2) Set Sender Select this option to enter text that indicating the sender of the email, for example Cache Monitor. The text you enter does not have to represent a valid email account. You can set this field to NULL by entering - (dash).
3) Set Server Select this menu item to enter the name and port number (default 25) of the email server that handles email for your site. Consult your IT staff to obtain this information. You can set this field to NULL by entering - (dash).
4) Manage Recipients
This option displays a submenu that lets you list, add, or remove the email addresses to which each notification is sent:
Note:
Each valid email address must be added individually; when you select 2) Add Recipient, do not enter more than one address when responding to the Email Address? prompt.
5) Set Authentication Lets you specify the authentication username and password if required by your email server. Consult your IT staff to obtain this information. If you do not provide entries, the authentication username and password are set to NULL. You can set the User field to NULL by entering - (dash).
6) Test Email Sends a test message to the specified recipients using the specified email server.
7) Exit Returns to the Manage Monitor Options submenu.

Caché Monitor Errors and Traps

The following console log errors always generate Caché Monitor notifications:

  • Process halt due to segment violation (access violation).

  • <FILEFULL>in database %

  • AUDIT: ERROR: FAILED to change audit database to '%. Still auditing to '%.

  • AUDIT: ERROR: FAILED to set audit database to '%.

  • Sync failed during expansion of sfn #, new map not added

  • Sync failed during expansion of sfn #, not all blocks added

  • WRTDMN failed to allocate wdqlist...freezing system

  • WRTDMN: CP has exited - freezing system

  • Write Daemon encountered serious error - System Frozen

  • Insufficient global buffers - WRTDMN in panic mode

  • WRTDMN Panic: SFN x Block y written directly to database

  • Unexpected Write Error: dkvolblk returned %d for block #%d in %

  • Unexpected Write Error: dkswrite returned %d for block #%d in %

  • Unexpected Write Error: %d for block #%d in %.

  • Cluster crash - All Cache systems are suspended

  • System is shutting down poorly, because there are open transactions, or ECP failed to preserve its state

  • SERIOUS JOURNALING ERROR: JRNSTOP cannot open %.* Stopping journaling as cleanly as possible, but you should assume that some journaling data has been lost.

  • Unable to allocate memory for journal translation table

  • Journal file has reached its maximum size of %u bytes and automatic rollover has failed

  • Write to journal file has failed

  • Failed to open the latest journal file

  • Sync of journal file failed

  • Journaling will be disabled in %d seconds OR when journal buffers are completely filled, whichever comes first.
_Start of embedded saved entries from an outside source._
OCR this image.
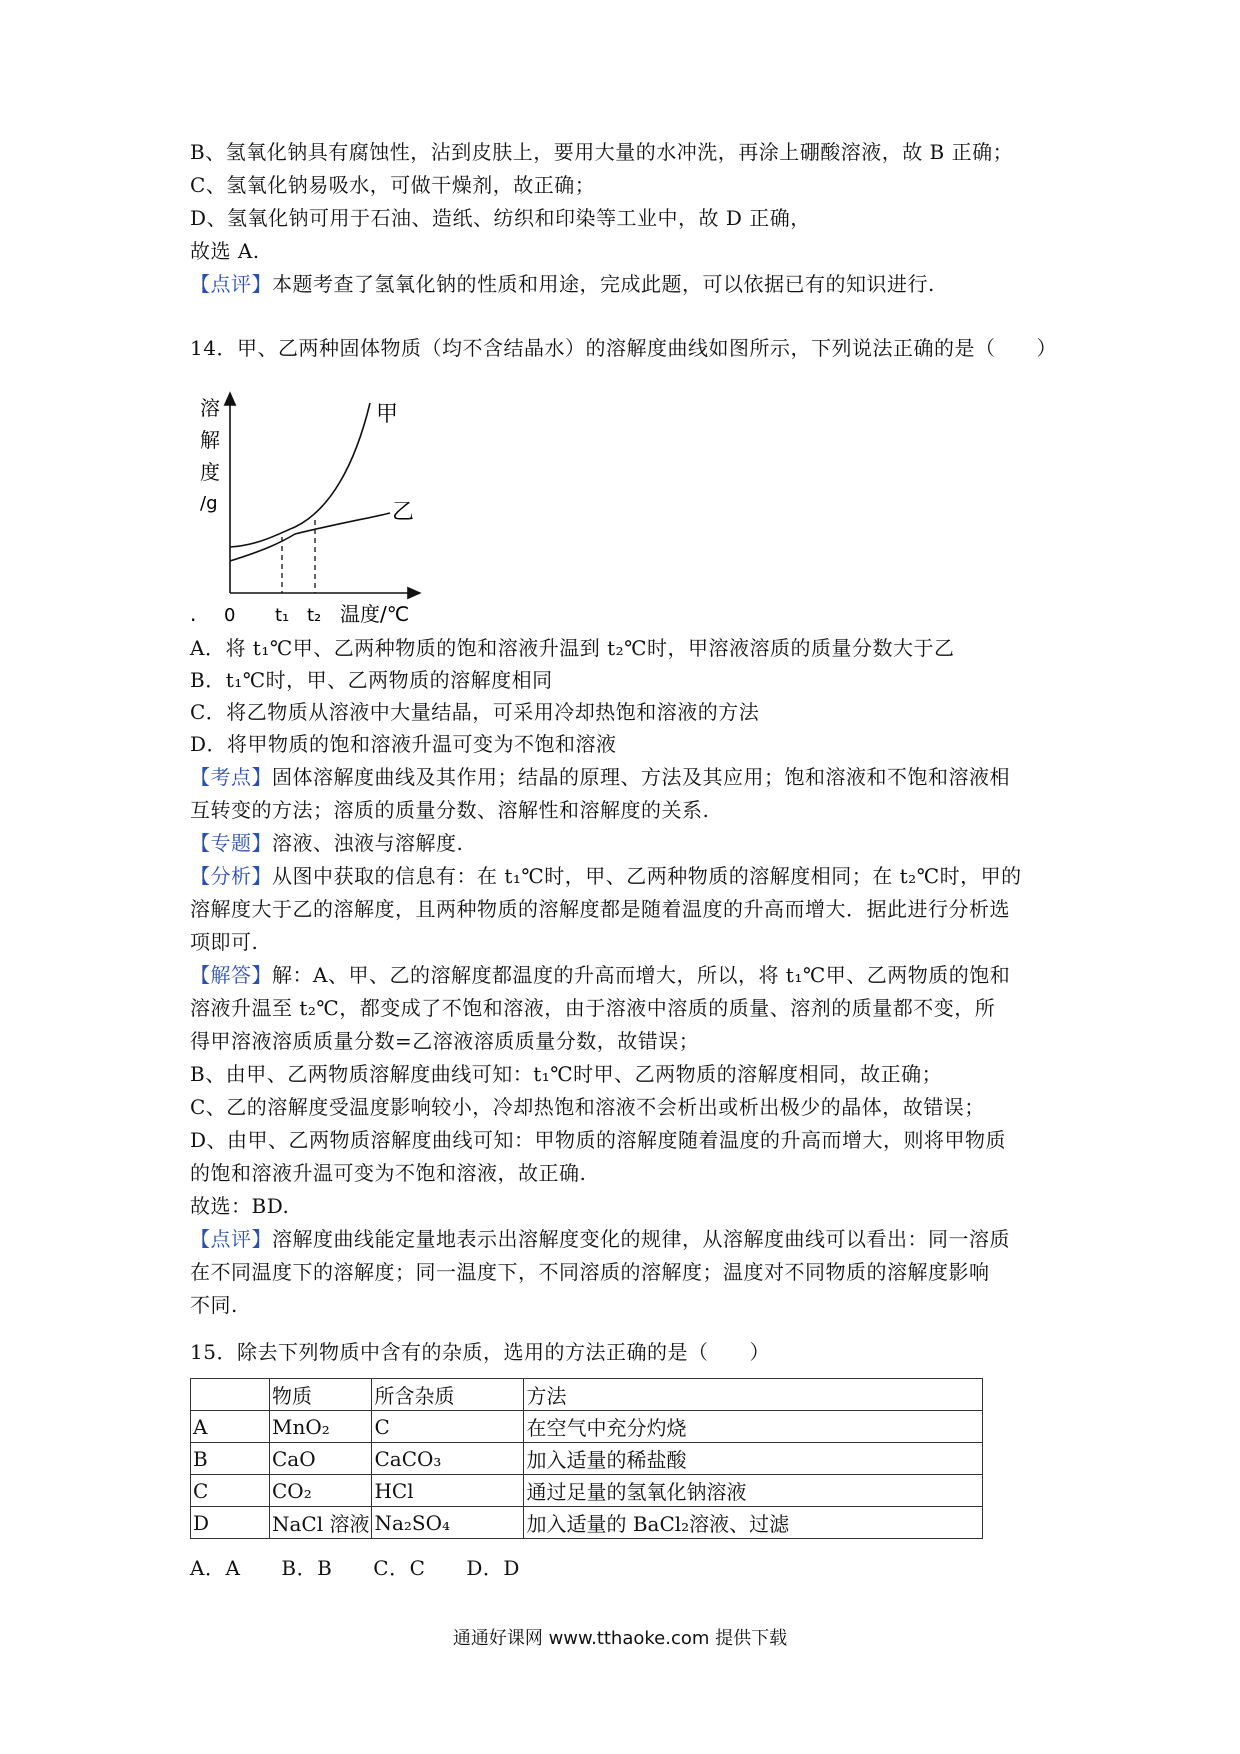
B、氢氧化钠具有腐蚀性，沾到皮肤上，要用大量的水冲洗，再涂上硼酸溶液，故 B 正确；
C、氢氧化钠易吸水，可做干燥剂，故正确；
D、氢氧化钠可用于石油、造纸、纺织和印染等工业中，故 D 正确，
故选 A.
【点评】本题考查了氢氧化钠的性质和用途，完成此题，可以依据已有的知识进行.
14．甲、乙两种固体物质（均不含结晶水）的溶解度曲线如图所示，下列说法正确的是（　　）
A．将 t₁℃甲、乙两种物质的饱和溶液升温到 t₂℃时，甲溶液溶质的质量分数大于乙
B．t₁℃时，甲、乙两物质的溶解度相同
C．将乙物质从溶液中大量结晶，可采用冷却热饱和溶液的方法
D．将甲物质的饱和溶液升温可变为不饱和溶液
【考点】固体溶解度曲线及其作用；结晶的原理、方法及其应用；饱和溶液和不饱和溶液相
互转变的方法；溶质的质量分数、溶解性和溶解度的关系.
【专题】溶液、浊液与溶解度.
【分析】从图中获取的信息有：在 t₁℃时，甲、乙两种物质的溶解度相同；在 t₂℃时，甲的
溶解度大于乙的溶解度，且两种物质的溶解度都是随着温度的升高而增大．据此进行分析选
项即可.
【解答】解：A、甲、乙的溶解度都温度的升高而增大，所以，将 t₁℃甲、乙两物质的饱和
溶液升温至 t₂℃，都变成了不饱和溶液，由于溶液中溶质的质量、溶剂的质量都不变，所
得甲溶液溶质质量分数=乙溶液溶质质量分数，故错误；
B、由甲、乙两物质溶解度曲线可知：t₁℃时甲、乙两物质的溶解度相同，故正确；
C、乙的溶解度受温度影响较小，冷却热饱和溶液不会析出或析出极少的晶体，故错误；
D、由甲、乙两物质溶解度曲线可知：甲物质的溶解度随着温度的升高而增大，则将甲物质
的饱和溶液升温可变为不饱和溶液，故正确.
故选：BD.
【点评】溶解度曲线能定量地表示出溶解度变化的规律，从溶解度曲线可以看出：同一溶质
在不同温度下的溶解度；同一温度下，不同溶质的溶解度；温度对不同物质的溶解度影响
不同.
15．除去下列物质中含有的杂质，选用的方法正确的是（　　）
A．A　　B．B　　C．C　　D．D
溶
解
度
/g
甲
乙
0 t₁ t₂ 温度/℃
.
	物质	所含杂质	方法
A	MnO₂	C	在空气中充分灼烧
B	CaO	CaCO₃	加入适量的稀盐酸
C	CO₂	HCl	通过足量的氢氧化钠溶液
D	NaCl 溶液	Na₂SO₄	加入适量的 BaCl₂溶液、过滤
通通好课网 www.tthaoke.com 提供下载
To avoid potential loss of journal data, resolve the cause of the error (consult the Caché system error log, as described in Caché System Error Log in the “Monitoring Caché Using the Management Portal” chapter) or switch journaling to a new device.

  • Error logging in journal

  • Journaling Error x reading attributes after expansion

  • ECP client daemon/connection is hung

  • Cluster Failsoft failed, couldn't determine locksysid for failed system - all cluster systems are suspended

  • enqpijstop failed, declaring a cluster crash

  • enqpijchange failed, declaring a cluster crash

  • Failure during WIJ processing - Declaring a crash

  • Failure during PIJ processing - Declaring a crash

  • Error reading block – recovery read error

  • Error writing block – recovery write error

  • WIJ expansion failure: System Frozen - The system has been frozen because WIJ expansion has failed for too long. If space is created for the WIJ, the system will resume otherwise you need to shut it down with cforce

  • CP: Failed to create monitor for daemon termination

  • CP: WRTDMN has been on pass %d for %d seconds - freezing system. System will resume if WRTDMN completes a pass

  • WRTDMN: CP has died before we opened its handle - Freezing system

  • WRTDMN: Error code %d getting handle for CP monitor - CP not being monitored

  • WRTDMN: Control Process died with exit code %d - Freezing system

  • CP: Daemon died with exit code %d - Freezing system

  • Performing emergency Cache shutdown due to Operating System shutdown

  • CP: All processes have died - freezing system

  • cforce failed to terminate all processes

  • Failed to start slave write daemon

  • ENQDMN exiting due to reason #

  • Becoming primary mirror server